Late on February 18th (UK time) the BBC News website published a short report headlined “Prisoner exchange after Israeli woman enters Syria” on its ‘Middle East’ page.
“Israel and Syria have carried out a prisoner exchange with Russian mediation after an Israeli woman crossed the border and was detained.
Two shepherds held in Israel were returned, the Israeli military announced on Thursday.”
Readers were told nothing more about those ‘shepherds’ or the fact that they were “held in Israel” because they had crossed the border in the opposite direction.
Neither were readers given any information concerning the Syrian regime’s original demand for the release of two different people.
“Syrian state media announced on Wednesday: “The exchange is taking place through Russian mediation to liberate the Syrians Nihal Al-Maqt and Dhiyab Qahmuz, the Syrian prisoner from the occupied Syrian Golan, in an exchange during which a young Israeli woman who entered the Syrian territories by mistake will be released.”
Those negotiations however ran into difficulties when the two refused to be deported to Syria:
“Israel is seeking the release of an Israeli woman who recently crossed the border and was arrested. […]

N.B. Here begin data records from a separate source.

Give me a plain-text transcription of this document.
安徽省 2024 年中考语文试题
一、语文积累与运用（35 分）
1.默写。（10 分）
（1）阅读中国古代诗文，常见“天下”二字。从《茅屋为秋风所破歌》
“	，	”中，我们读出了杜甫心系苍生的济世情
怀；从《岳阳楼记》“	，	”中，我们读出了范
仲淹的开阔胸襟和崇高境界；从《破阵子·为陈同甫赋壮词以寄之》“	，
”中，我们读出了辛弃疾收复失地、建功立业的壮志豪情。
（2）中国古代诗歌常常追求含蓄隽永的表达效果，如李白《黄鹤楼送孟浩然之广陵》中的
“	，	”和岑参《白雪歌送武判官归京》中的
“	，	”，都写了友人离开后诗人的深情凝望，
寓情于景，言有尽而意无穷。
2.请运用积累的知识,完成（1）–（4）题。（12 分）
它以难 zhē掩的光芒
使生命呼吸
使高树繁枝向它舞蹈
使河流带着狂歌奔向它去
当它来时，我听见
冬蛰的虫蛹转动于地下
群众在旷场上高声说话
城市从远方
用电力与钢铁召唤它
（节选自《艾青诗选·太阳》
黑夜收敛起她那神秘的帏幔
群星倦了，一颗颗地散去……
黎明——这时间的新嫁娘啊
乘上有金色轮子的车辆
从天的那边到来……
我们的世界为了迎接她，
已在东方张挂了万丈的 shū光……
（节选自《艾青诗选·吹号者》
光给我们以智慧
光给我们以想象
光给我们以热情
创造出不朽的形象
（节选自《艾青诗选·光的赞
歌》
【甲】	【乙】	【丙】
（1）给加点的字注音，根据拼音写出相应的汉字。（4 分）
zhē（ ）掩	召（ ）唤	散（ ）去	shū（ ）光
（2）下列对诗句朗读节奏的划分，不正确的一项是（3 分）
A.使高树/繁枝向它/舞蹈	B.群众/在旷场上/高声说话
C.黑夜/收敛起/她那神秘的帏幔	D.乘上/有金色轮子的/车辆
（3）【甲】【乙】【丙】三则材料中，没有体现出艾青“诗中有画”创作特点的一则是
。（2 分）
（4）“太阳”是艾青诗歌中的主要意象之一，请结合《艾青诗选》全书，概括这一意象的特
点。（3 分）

In return for her release, Israel is expected to free incarcerated Golan Heights residents Nihal Al-Maqt and Dhiyab Qahmuz. However, the two are refusing to be sent to Syria as part of the deal, holding up the completion of the exchange, according to Hebrew media reports. […]
Al-Maqt, a resident of Majdal Shams in the Golan Heights, comes from a family of prisoners, all of whom oppose Israeli rule over the zone. She was indicted by an Israeli court in 2017 for incitement, according to Syrian media. Al-Maqt told Syrian Al-Ikhbariya TV on Wednesday afternoon that she had been released from house arrest.
Qahmuz, a resident of Ghajar in the Golan, was sentenced to 16 years in prison in 2018 for plotting a terror bombing in coordination with Hezbollah in Lebanon.”
In the body of the report readers are told that “[t]he woman reportedly entered Syria near Quneitra about two weeks ago” and the caption to its main illustration reads “[t]he Israeli woman reportedly entered Syria near the Quneitra crossing”.
Anyone familiar with the region would find Israeli media reporting on the topic of the location of the woman’s crossing of the border more plausible:
“Hebrew media reports said the woman crossed into Syria near Mount Hermon, in an area that does not have a security fence. She is believed to have gotten there through a valley that leads from the community of Majdal Shams.”
The report ends with a map which – not for the first time – unhelpfully presents the demilitarised zone created in 1974 as a result of the Agreement on Disengagement between Israeli and Syrian forces as an “Area of separation”.